Rindu Pada Stelan Jas Putih dan Pantalon Putih Bung Hatta - taufik ismail

Rindu Pada Stelan Jas Putih dan Pantalon Putih Bung Hatta

(Dibacakan oleh Taufiq Ismail pada: Acara Deklarasi Gerakan Nasional

Pemberantasan Korupsi, Sumatera Barat, di Asrama Haji, Tabing, Padang,

tgl. 15 Ramadhan 1424 H/10 Nopember 2003 M)

I.

Di awal abad 21, pada suatu Subuh pagi aku berjalan kaki di Bukittinggi,

Hampir tak ada kabut tercantum di leher Singgalang dan Merapi, yang belum

dilangkahi matahari,

Lalu lintas kota kecil ini dapat dikatakan masih begitu sunyi,

Menurun aku di Janjang Ampek Puluah, melangkah ke Aue Tajungkang,

berhenti aku di depan rumah kelahiran Bung Hatta,

Di rumah beratap seng nomor 37 itulah, di awal abad 20, lahir seorang

bayi laki-laki yang kelak akan menuliskan alphabet cita-cita bangsa di

langit pemikirannya dan merancang peta Negara di atas prahara sejarah

manusianya,

Dia tak suka berhutang. Sahabat karibnya, Bung Karno, kepada

gergasi-gergasi dunia itu bahkan berteriak, "Masuklah kalian ke neraka

dengan uang yang kalian samarkan dengan nama bantuan, yang pada

hakekatnya hutang itu".

Suara lantang 39 tahun yang silam itu terapung di Ngarai Sianok, hanyut

di Kali Brantas, menyelam di Laut Banda, melintas di Selat Makassar,

hilang di arus Sungai Mahakam, kemudian tersangkut di tenggorokan 200

juta manusia,

Dua ratus juta manusia itu, terbelenggu rantai hutang di tangan dan kaki,

di abad kini. Petinggi negeri di lobi kantor Pusat Pegadaian Dunia duduk

antri, membawa kaleng kosong bekas cat minta sekedarnya diisi. Setiap

mereka pulang, hutang menggelombang, setiap bayi lahir langsung dua puluh

juta rupiah berkalung hutang, baru akan lunas dua generasi mendatang.

II.

Jalan kaki pagi-pagi di Bukittinggi, aku merenung di depan rumah beratap

seng di Aue Tajungkang nomor 37 ini, yang di awal abad 20 lalu tempat

lahir seorang bayi laki-laki

Aku mengenang negarawan jenius ini dengan rasa penuh hormat karena

rangkaian panjang mutiara sifat: tepat waktu, tunai janji, ringkas

bicara, lurus jujur, hemat serta bersahaja,

Angku Hatta, adakah garam sifat-sifat ini masuk ke dalam sup kehidupanku?

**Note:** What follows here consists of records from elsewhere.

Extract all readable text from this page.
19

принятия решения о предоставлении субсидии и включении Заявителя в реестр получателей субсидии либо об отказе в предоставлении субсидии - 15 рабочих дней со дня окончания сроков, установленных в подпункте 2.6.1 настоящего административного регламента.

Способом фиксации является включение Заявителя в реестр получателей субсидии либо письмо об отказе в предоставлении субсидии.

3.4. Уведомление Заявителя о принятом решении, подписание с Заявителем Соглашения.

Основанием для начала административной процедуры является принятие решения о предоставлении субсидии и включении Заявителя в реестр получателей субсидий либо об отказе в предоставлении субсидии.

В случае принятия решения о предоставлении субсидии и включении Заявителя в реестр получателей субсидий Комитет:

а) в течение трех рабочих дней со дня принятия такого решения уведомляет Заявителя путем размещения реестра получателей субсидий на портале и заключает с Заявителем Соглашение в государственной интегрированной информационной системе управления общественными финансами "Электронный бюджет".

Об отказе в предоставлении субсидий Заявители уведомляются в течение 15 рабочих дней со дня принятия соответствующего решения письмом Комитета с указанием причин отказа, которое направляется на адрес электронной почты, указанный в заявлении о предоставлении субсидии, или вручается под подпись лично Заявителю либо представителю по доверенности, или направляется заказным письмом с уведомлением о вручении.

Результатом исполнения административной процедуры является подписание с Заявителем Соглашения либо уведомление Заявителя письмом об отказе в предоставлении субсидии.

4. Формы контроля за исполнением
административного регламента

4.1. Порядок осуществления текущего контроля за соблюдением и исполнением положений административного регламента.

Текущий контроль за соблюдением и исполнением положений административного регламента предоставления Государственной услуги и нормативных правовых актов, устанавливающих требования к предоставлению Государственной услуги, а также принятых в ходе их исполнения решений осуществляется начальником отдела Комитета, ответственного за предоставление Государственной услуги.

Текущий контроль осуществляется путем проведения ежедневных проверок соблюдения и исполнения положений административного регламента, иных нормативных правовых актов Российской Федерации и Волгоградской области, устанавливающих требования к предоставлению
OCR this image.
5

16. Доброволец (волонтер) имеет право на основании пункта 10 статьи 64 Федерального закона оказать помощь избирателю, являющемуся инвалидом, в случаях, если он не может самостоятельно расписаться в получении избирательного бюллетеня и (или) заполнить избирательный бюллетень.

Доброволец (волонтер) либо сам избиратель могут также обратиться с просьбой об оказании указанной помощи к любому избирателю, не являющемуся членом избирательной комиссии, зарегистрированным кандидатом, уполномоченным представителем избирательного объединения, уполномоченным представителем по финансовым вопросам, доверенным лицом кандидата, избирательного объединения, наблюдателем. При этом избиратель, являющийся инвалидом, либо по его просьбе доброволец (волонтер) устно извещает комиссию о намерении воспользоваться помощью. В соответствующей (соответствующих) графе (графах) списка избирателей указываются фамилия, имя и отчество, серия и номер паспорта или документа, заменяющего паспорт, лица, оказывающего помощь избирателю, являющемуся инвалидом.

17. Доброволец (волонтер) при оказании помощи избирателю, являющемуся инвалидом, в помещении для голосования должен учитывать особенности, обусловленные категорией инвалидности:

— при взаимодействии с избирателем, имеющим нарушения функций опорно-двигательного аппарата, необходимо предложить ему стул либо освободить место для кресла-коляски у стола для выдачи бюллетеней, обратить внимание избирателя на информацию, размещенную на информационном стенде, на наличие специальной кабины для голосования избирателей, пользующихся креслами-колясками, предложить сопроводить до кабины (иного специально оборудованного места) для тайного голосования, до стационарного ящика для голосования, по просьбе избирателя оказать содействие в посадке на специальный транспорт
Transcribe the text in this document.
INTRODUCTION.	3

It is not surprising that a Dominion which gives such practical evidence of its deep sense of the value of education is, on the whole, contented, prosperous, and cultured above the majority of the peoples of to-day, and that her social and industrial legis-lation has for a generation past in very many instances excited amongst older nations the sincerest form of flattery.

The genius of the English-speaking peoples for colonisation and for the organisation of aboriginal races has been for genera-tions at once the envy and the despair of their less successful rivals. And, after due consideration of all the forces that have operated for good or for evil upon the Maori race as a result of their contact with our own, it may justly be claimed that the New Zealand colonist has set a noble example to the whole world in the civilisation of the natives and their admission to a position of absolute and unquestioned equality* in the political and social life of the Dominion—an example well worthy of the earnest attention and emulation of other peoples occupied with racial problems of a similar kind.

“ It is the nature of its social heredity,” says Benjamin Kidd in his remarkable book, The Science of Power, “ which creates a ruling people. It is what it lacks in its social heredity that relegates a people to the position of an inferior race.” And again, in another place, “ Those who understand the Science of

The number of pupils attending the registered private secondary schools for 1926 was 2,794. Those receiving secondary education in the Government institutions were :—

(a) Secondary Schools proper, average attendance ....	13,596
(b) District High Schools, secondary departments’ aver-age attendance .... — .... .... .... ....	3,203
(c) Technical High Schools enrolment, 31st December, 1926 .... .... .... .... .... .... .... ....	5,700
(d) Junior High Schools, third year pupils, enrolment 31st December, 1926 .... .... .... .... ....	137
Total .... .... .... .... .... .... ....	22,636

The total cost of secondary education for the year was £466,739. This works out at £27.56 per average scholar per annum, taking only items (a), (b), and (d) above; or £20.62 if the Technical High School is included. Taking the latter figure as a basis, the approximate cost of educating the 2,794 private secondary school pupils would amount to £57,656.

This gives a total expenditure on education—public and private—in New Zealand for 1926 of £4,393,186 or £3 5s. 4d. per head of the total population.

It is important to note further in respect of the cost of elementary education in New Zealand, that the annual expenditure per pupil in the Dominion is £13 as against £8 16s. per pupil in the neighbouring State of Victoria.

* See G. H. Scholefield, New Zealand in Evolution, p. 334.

Kucatat dalam puisiku, Angku lebih suka garam dan tak gemar gincu.

Tujuh windu sudah berlalu, aku menyusun sebuah senarai perasaan rindu,

Rindu pada sejumlah sifat dan nilai, yang kini kita rasakan hancur

bercerai-berai,

Kesatuan sebagai bangsa, rasa bersama sebagai manusia Indonesia, ikatan

sejarah dengan pengalaman derita dan suka, inilah kerinduan yang luput

dari sekitar kita,

Kita rindu pada penampakan dan isi jiwa bersahaja, lurs yang tabung,

waktu yang tepat berdentang, janji yang tunai, kalimat yang ringkas

padat, tata hidup yang hemat,

Tiba-tiba kita rindu pada Bung Hatta, pada stelan jas putih dan pantaloon

putihnya, symbol perlawanan pada disain hedonisme dunia, tidak sudi

berhutang, kesederhanaan yang berkilau gemilang,

Kesederhanaan. Ternyata aku tak bisa hidup bersahaja. Terperangkap dalam

krangkeng baja materialisme, boros dan jauh dari hemat, agenda serba

bendaku ditentukan oleh merek 1000 produk impor, iklan televise dan gaya

hidup imitasi,

Bicara ringkas. Susah benar aku melisankan fikiran secara padat. Agaknya

genetika Minang dalam rangkaian kromosomku mendiktekan sifat bicaraku

yang berpanjang-panjang. Angk Hatta, bagaimana Angku dapat bicara ringkas

dan padat? Teratur dan apik? Aku mengintip Angku pada suatu makan siang

di Jalan Diponegoro, yang begitu tertib dan resik,

Tepat waktu. Bung Hatta adalah tepat waktu untuk sebuah bangsa yang

selalu terlambat. Dari seribu rapat, sembilan ratus biasanya telat.

Kegiatanku yang tepat waktu satu-satunya ialah ketika berbuka puasa.

Kelurusan dan kejujuran. Pertahanan apa yang mesti dibangun di dalam

sebuah pribadi supaya orang bisa selalu jujur? Jujur dalam masalah

rezeki, jujur kepada isteri, jujur kepada suami, jujur kepada diri

sendiri, jujur kepada orang banyak, yang bernama rakyat? Rakyat yang di

tipu terus-menerus itu.

Ketika kita rindu bersangatan kepada sepasang jas putih dan pantaloon

putih itu, kita mohonkan kepada Tuhan, semoga nilai-nilai dan sifat-sifat

luhur yang telah hancur berantakan, kepada kita utuh dikembalikan.

III.

Jalan kaki pagi-pagi di Bukittinggi, di depan rumah beratap seng di Aue

Tajungkang nomor 37 ini aku menengok ke kanan dan ke kiri, kemudian aku

masuk ke dalamnya, dan di ruang tamu menatap potret dinding aku berdiri,

Tampaklah Bung Hatta di antara rakyat banyak dalam gambar itu. Tiba-tiba

Bung Hatta keluar dari gambar sepia itu.

Kemudian Bung Hatta berkata: "Ceritakan Indonesia kini menurut kamu"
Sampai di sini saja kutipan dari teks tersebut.